La maison des soleils | Alastair Reynolds

La maison des soleils est un roman d’Alastair Reynolds. Il a été traduit par Pierre-Paul Durastanti et publié au Bélial en 2024. Il a été publié en langue anglaise en 2008 et un tel délai pour un tel roman est assez incompréhensible. Enfin, le livre est arrivé chez nous, je l’ai lu, j’ai beaucoup aimé, je vous dis tout.

Contexte narratif

Campion et Purslane sont en retard pour la 32è réunion de la lignée Gentiane, assemblée de 1000 clones qui explorent notre galaxie depuis des millions d’années. Lors d’un fâcheux contre-temps,  ils libèrent un Homme-Machine retenu prisonnier depuis des millénaires par un contrebandier peu scrupuleux. Mais en arrivant à proximité (enfin proximité, on se comprend, on est à l’échelle de l’univers, on ne parle pas de la boulangerie qui se trouve à proximité de votre domicile) des lieux de la rencontre, accompagnés de leur invité de métal et de silicium, ils comprennent qu’une terrible catastrophe s’est produite. A partir de là, il va leur falloir d’une part sauver leur peau et d’autre part découvrir ce qui s’est passé.

La maison des soleils se passe dans le même univers avec le même couple de personnages que la novella La millième nuit, parue dans la collection Une Heure Lumière en 2022.  Une lecture que je conseille vivement avant d’entamer ce roman. En effet, au-delà d’une mise en bouche diablement vertigineuse, La millième nuit peut aider à appréhender le background assez complexe plus en douceur qu’avec ce gros pavé encore plus vertigineux qu’est La maison des soleils.  Egalement, la nouvelle Les nuits de Belladone parue dans le Bifrost n°114 en avril dernier se passe dans le même univers. 

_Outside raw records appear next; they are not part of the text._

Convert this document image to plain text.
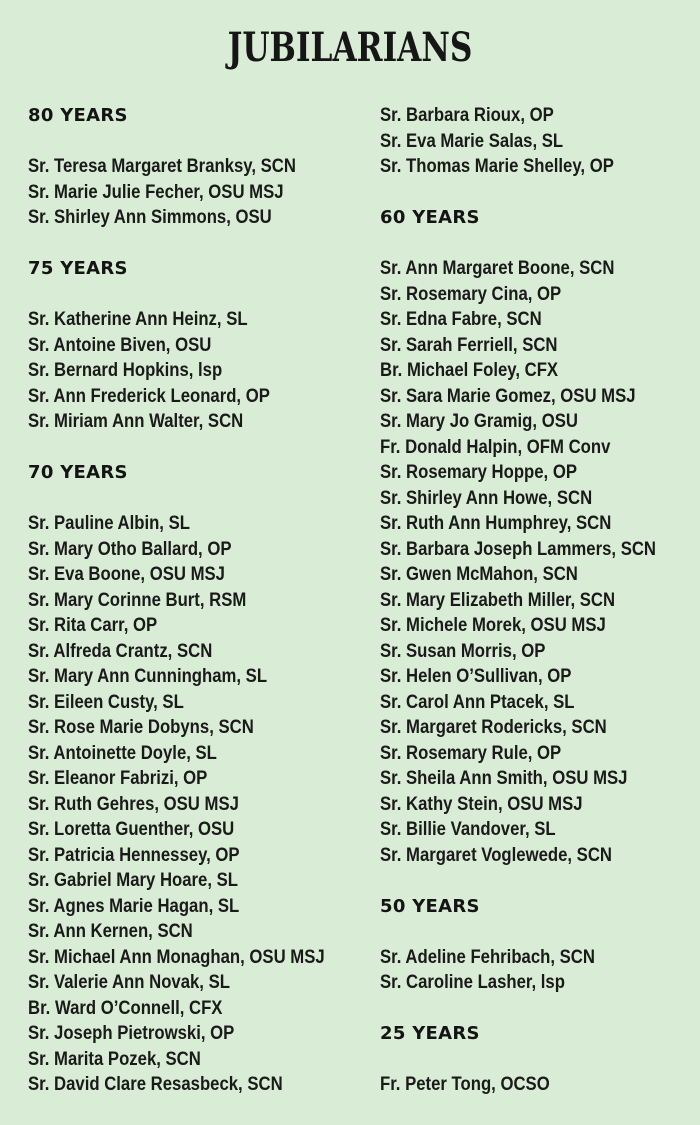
JUBILARIANS
80 YEARS
Sr. Teresa Margaret Branksy, SCN
Sr. Marie Julie Fecher, OSU MSJ
Sr. Shirley Ann Simmons, OSU
75 YEARS
Sr. Katherine Ann Heinz, SL
Sr. Antoine Biven, OSU
Sr. Bernard Hopkins, lsp
Sr. Ann Frederick Leonard, OP
Sr. Miriam Ann Walter, SCN
70 YEARS
Sr. Pauline Albin, SL
Sr. Mary Otho Ballard, OP
Sr. Eva Boone, OSU MSJ
Sr. Mary Corinne Burt, RSM
Sr. Rita Carr, OP
Sr. Alfreda Crantz, SCN
Sr. Mary Ann Cunningham, SL
Sr. Eileen Custy, SL
Sr. Rose Marie Dobyns, SCN
Sr. Antoinette Doyle, SL
Sr. Eleanor Fabrizi, OP
Sr. Ruth Gehres, OSU MSJ
Sr. Loretta Guenther, OSU
Sr. Patricia Hennessey, OP
Sr. Gabriel Mary Hoare, SL
Sr. Agnes Marie Hagan, SL
Sr. Ann Kernen, SCN
Sr. Michael Ann Monaghan, OSU MSJ
Sr. Valerie Ann Novak, SL
Br. Ward O’Connell, CFX
Sr. Joseph Pietrowski, OP
Sr. Marita Pozek, SCN
Sr. David Clare Resasbeck, SCN
Sr. Barbara Rioux, OP
Sr. Eva Marie Salas, SL
Sr. Thomas Marie Shelley, OP
60 YEARS
Sr. Ann Margaret Boone, SCN
Sr. Rosemary Cina, OP
Sr. Edna Fabre, SCN
Sr. Sarah Ferriell, SCN
Br. Michael Foley, CFX
Sr. Sara Marie Gomez, OSU MSJ
Sr. Mary Jo Gramig, OSU
Fr. Donald Halpin, OFM Conv
Sr. Rosemary Hoppe, OP
Sr. Shirley Ann Howe, SCN
Sr. Ruth Ann Humphrey, SCN
Sr. Barbara Joseph Lammers, SCN
Sr. Gwen McMahon, SCN
Sr. Mary Elizabeth Miller, SCN
Sr. Michele Morek, OSU MSJ
Sr. Susan Morris, OP
Sr. Helen O’Sullivan, OP
Sr. Carol Ann Ptacek, SL
Sr. Margaret Rodericks, SCN
Sr. Rosemary Rule, OP
Sr. Sheila Ann Smith, OSU MSJ
Sr. Kathy Stein, OSU MSJ
Sr. Billie Vandover, SL
Sr. Margaret Voglewede, SCN
50 YEARS
Sr. Adeline Fehribach, SCN
Sr. Caroline Lasher, lsp
25 YEARS
Fr. Peter Tong, OCSO
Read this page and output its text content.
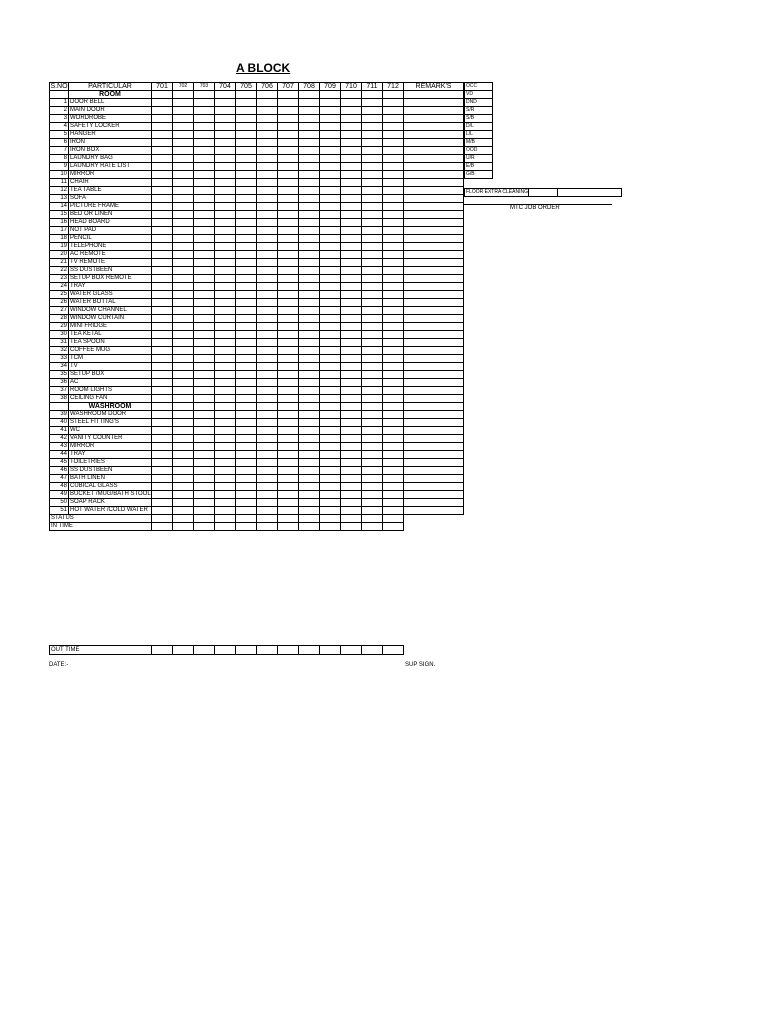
A BLOCK
S.NO	PARTICULAR	701	702	703	704	705	706	707	708	709	710	711	712	REMARK'S
	ROOM													
1	DOOR BELL													
2	MAIN DOOR													
3	WORDROBE													
4	SAFETY LOCKER													
5	HANGER													
6	IRON													
7	IRON BOX													
8	LAUNDRY BAG													
9	LAUNDRY RATE LIST													
10	MIRROR													
11	CHAIR													
12	TEA TABLE													
13	SOFA													
14	PICTURE FRAME													
15	BED OR LINEN													
16	HEAD BOARD													
17	NOT PAD													
18	PENCIL													
19	TELEPHONE													
20	AC REMOTE													
21	TV REMOTE													
22	SS DUSTBEEN													
23	SETUP BOX REMOTE													
24	TRAY													
25	WATER GLASS													
26	WATER BOTTAL													
27	WINDOW CHANNEL													
28	WINDOW CURTAIN													
29	MINI FRIDGE													
30	TEA KETAL													
31	TEA SPOON													
32	COFFEE MUG													
33	TCM													
34	TV													
35	SETUP BOX													
36	AC													
37	ROOM LIGHTS													
38	CEILING FAN													
	WASHROOM													
39	WASHROOM DOOR													
40	STEEL FITTING'S													
41	WC													
42	VANITY COUNTER													
43	MIRROR													
44	TRAY													
45	TOILETRIES													
46	SS DUSTBEEN													
47	BATH LINEN													
48	CUBICAL GLASS													
49	BUCKET /MUG/BATH STOOL													
50	SOAP RACK													
51	HOT WATER /COLD WATER													
STATUS														
IN TIME														
OCC
VD
DND
S/R
S/B
D/L
L/L
M/B
OOD
U/R
E/B
G/B
FLOOR EXTRA CLEANING		
MTC JOB ORDER
OUT TIME												
DATE:-	SUP SIGN.
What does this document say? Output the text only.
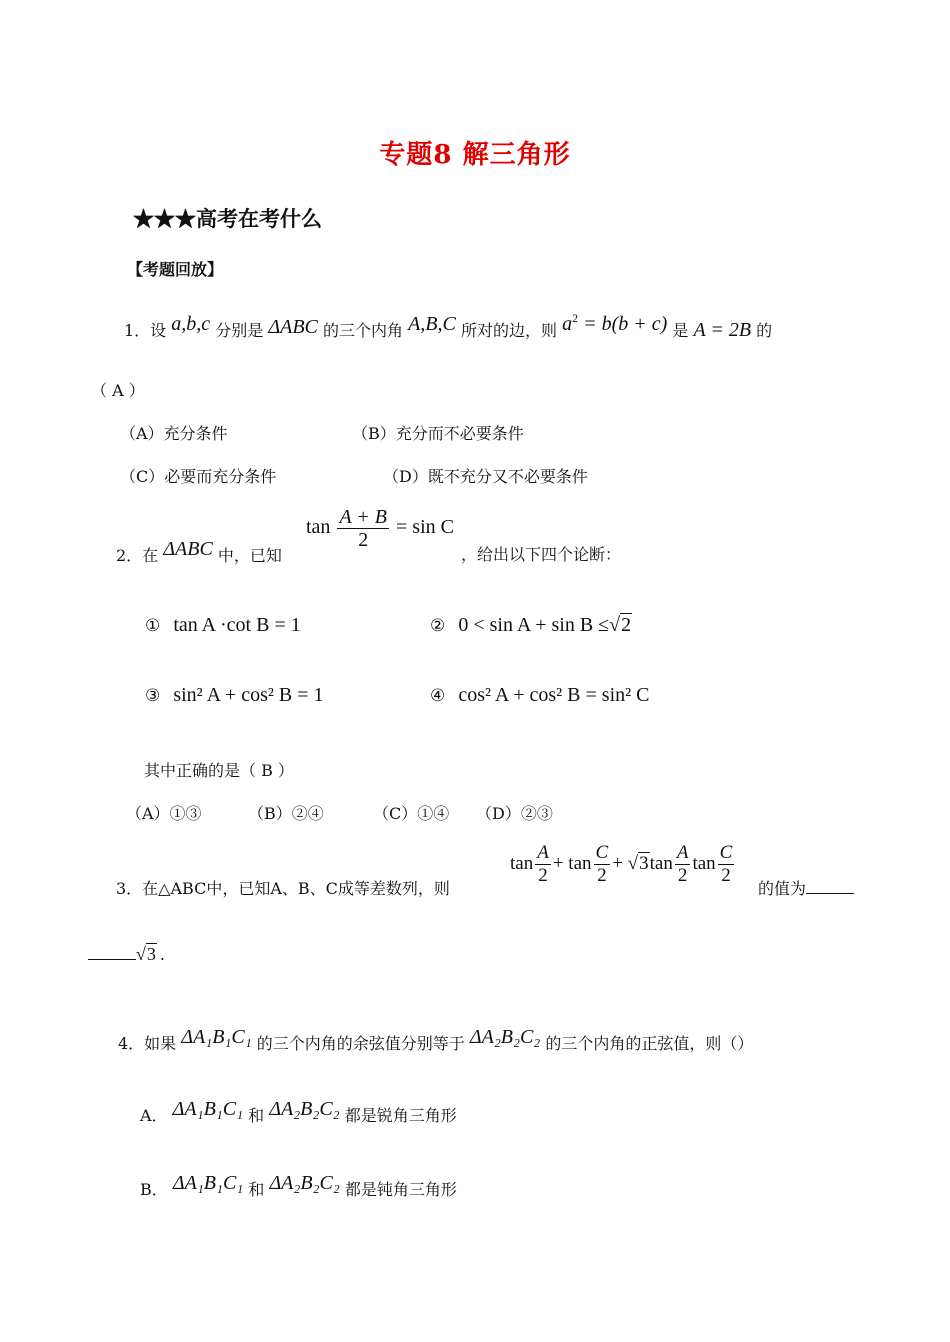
专题8 解三角形
★★★高考在考什么
【考题回放】
1．设 a,b,c 分别是 ΔABC 的三个内角 A,B,C 所对的边，则 $a^2 = b(b + c)$ 是 A = 2B 的
（ A ）
（A）充分条件	（B）充分而不必要条件
（C）必要而充分条件	（D）既不充分又不必要条件
2．在 ΔABC 中，已知
$\tan \frac{A + B}{2} = \sin C$
，给出以下四个论断：
① tan A ·cot B = 1	② 0 < sin A + sin B ≤√2
③ sin² A + cos² B = 1	④ cos² A + cos² B = sin² C
其中正确的是（ B ）
（A）①③	（B）②④	（C）①④ （D）②③
3．在△ABC中，已知A、B、C成等差数列，则
$\tan \frac{A}{2} + \tan \frac{C}{2} + √3\tan \frac{A}{2}$ $\tan \frac{C}{2}$
的值为
√3 .
4．如果 ΔA₁B₁C₁ 的三个内角的余弦值分别等于 ΔA₂B₂C₂ 的三个内角的正弦值，则（）
A． ΔA₁B₁C₁ 和 ΔA₂B₂C₂ 都是锐角三角形
B． ΔA₁B₁C₁ 和 ΔA₂B₂C₂ 都是钝角三角形
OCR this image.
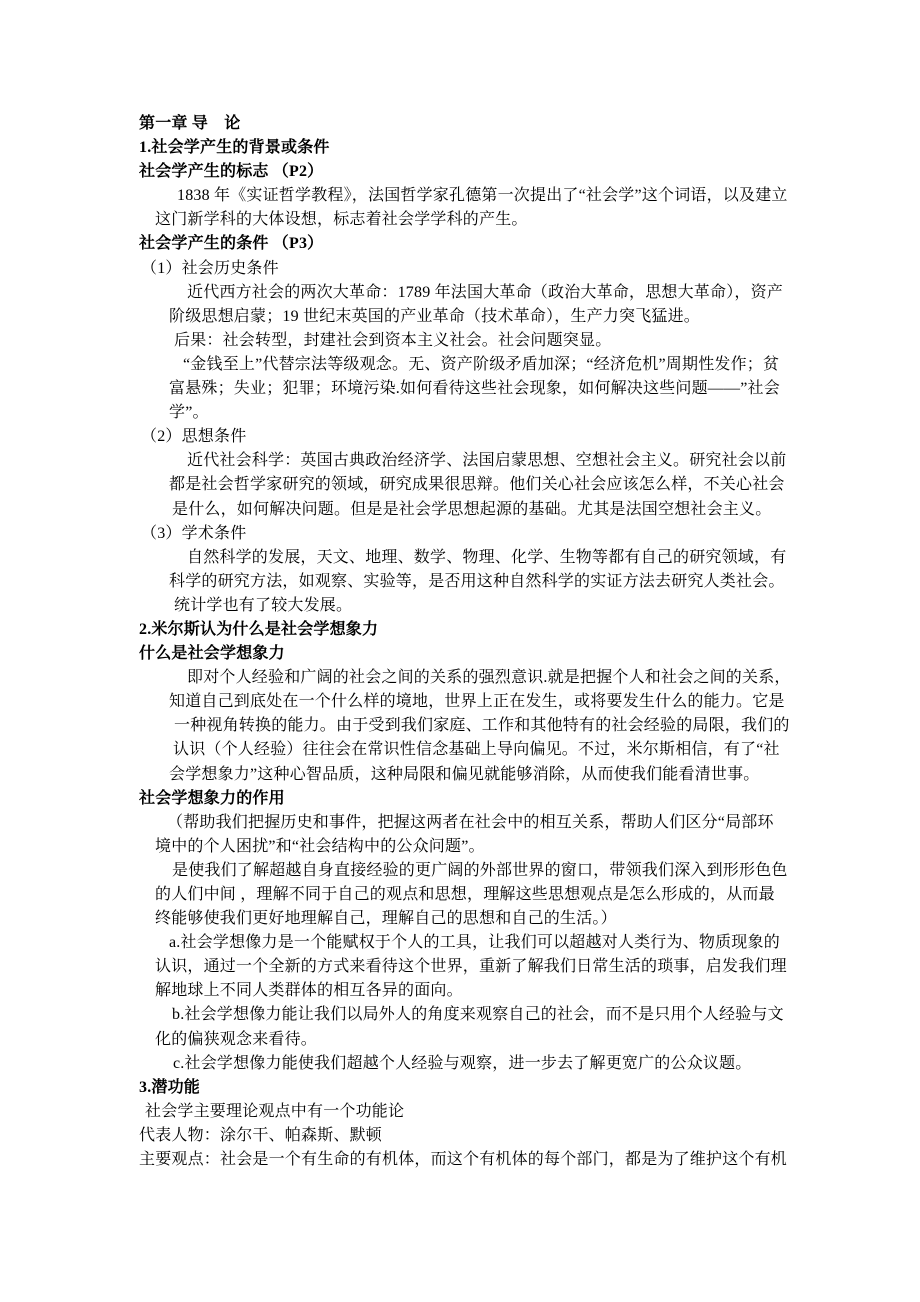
第一章 导　论
1.社会学产生的背景或条件
社会学产生的标志 （P2）
1838 年《实证哲学教程》，法国哲学家孔德第一次提出了“社会学”这个词语，以及建立
这门新学科的大体设想，标志着社会学学科的产生。
社会学产生的条件 （P3）
（1）社会历史条件
近代西方社会的两次大革命：1789 年法国大革命（政治大革命，思想大革命），资产
阶级思想启蒙；19 世纪末英国的产业革命（技术革命），生产力突飞猛进。
后果：社会转型，封建社会到资本主义社会。社会问题突显。
“金钱至上”代替宗法等级观念。无、资产阶级矛盾加深；“经济危机”周期性发作；贫
富悬殊；失业；犯罪；环境污染.如何看待这些社会现象，如何解决这些问题——”社会
学”。
（2）思想条件
近代社会科学：英国古典政治经济学、法国启蒙思想、空想社会主义。研究社会以前
都是社会哲学家研究的领域，研究成果很思辩。他们关心社会应该怎么样，不关心社会
是什么，如何解决问题。但是是社会学思想起源的基础。尤其是法国空想社会主义。
（3）学术条件
自然科学的发展，天文、地理、数学、物理、化学、生物等都有自己的研究领域，有
科学的研究方法，如观察、实验等，是否用这种自然科学的实证方法去研究人类社会。
统计学也有了较大发展。
2.米尔斯认为什么是社会学想象力
什么是社会学想象力
即对个人经验和广阔的社会之间的关系的强烈意识.就是把握个人和社会之间的关系，
知道自己到底处在一个什么样的境地，世界上正在发生，或将要发生什么的能力。它是
一种视角转换的能力。由于受到我们家庭、工作和其他特有的社会经验的局限，我们的
认识（个人经验）往往会在常识性信念基础上导向偏见。不过，米尔斯相信，有了“社
会学想象力”这种心智品质，这种局限和偏见就能够消除，从而使我们能看清世事。
社会学想象力的作用
（帮助我们把握历史和事件，把握这两者在社会中的相互关系，帮助人们区分“局部环
境中的个人困扰”和“社会结构中的公众问题”。
是使我们了解超越自身直接经验的更广阔的外部世界的窗口，带领我们深入到形形色色
的人们中间 ，理解不同于自己的观点和思想，理解这些思想观点是怎么形成的，从而最
终能够使我们更好地理解自己，理解自己的思想和自己的生活。）
a.社会学想像力是一个能赋权于个人的工具，让我们可以超越对人类行为、物质现象的
认识，通过一个全新的方式来看待这个世界，重新了解我们日常生活的琐事，启发我们理
解地球上不同人类群体的相互各异的面向。
b.社会学想像力能让我们以局外人的角度来观察自己的社会，而不是只用个人经验与文
化的偏狭观念来看待。
c.社会学想像力能使我们超越个人经验与观察，进一步去了解更宽广的公众议题。
3.潜功能
社会学主要理论观点中有一个功能论
代表人物：涂尔干、帕森斯、默顿
主要观点：社会是一个有生命的有机体，而这个有机体的每个部门，都是为了维护这个有机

La voie lactée était une longue échine dorsale lumineuse déployant son arc d’un horizon à l’autre. Le vestige d’une supernova faisait une tache rubis dont les bords caillés viraient au noir. Le pulsar en son cœur était un phare vacillant. L’amas d’étoiles bleues, à quelques centaines d’années lumière tout au plus, scintillait comme une couvée d’œufs électriques. Les étoiles naines du système brasillaient d’ambre et d’or, promettant la vie, un abri et dix milliards d’années de stabilité d’un cycle de fusion lente. On distinguait même l’Absence, l’obscurité sans étoile ni galaxie, de la taille d’un pouce, vers l’ancien emplacement d’Andromède.

Mes impressions

Comment aborder la chronique d’un tel bouquin ? Il forme un tout tellement dense où chaque élément de l’intrigue et du background s’emboitent si parfaitement qu’il est compliqué de séparer chaque qualité du roman. Tentons néanmoins parce qu’il faut bien commencer quelques part.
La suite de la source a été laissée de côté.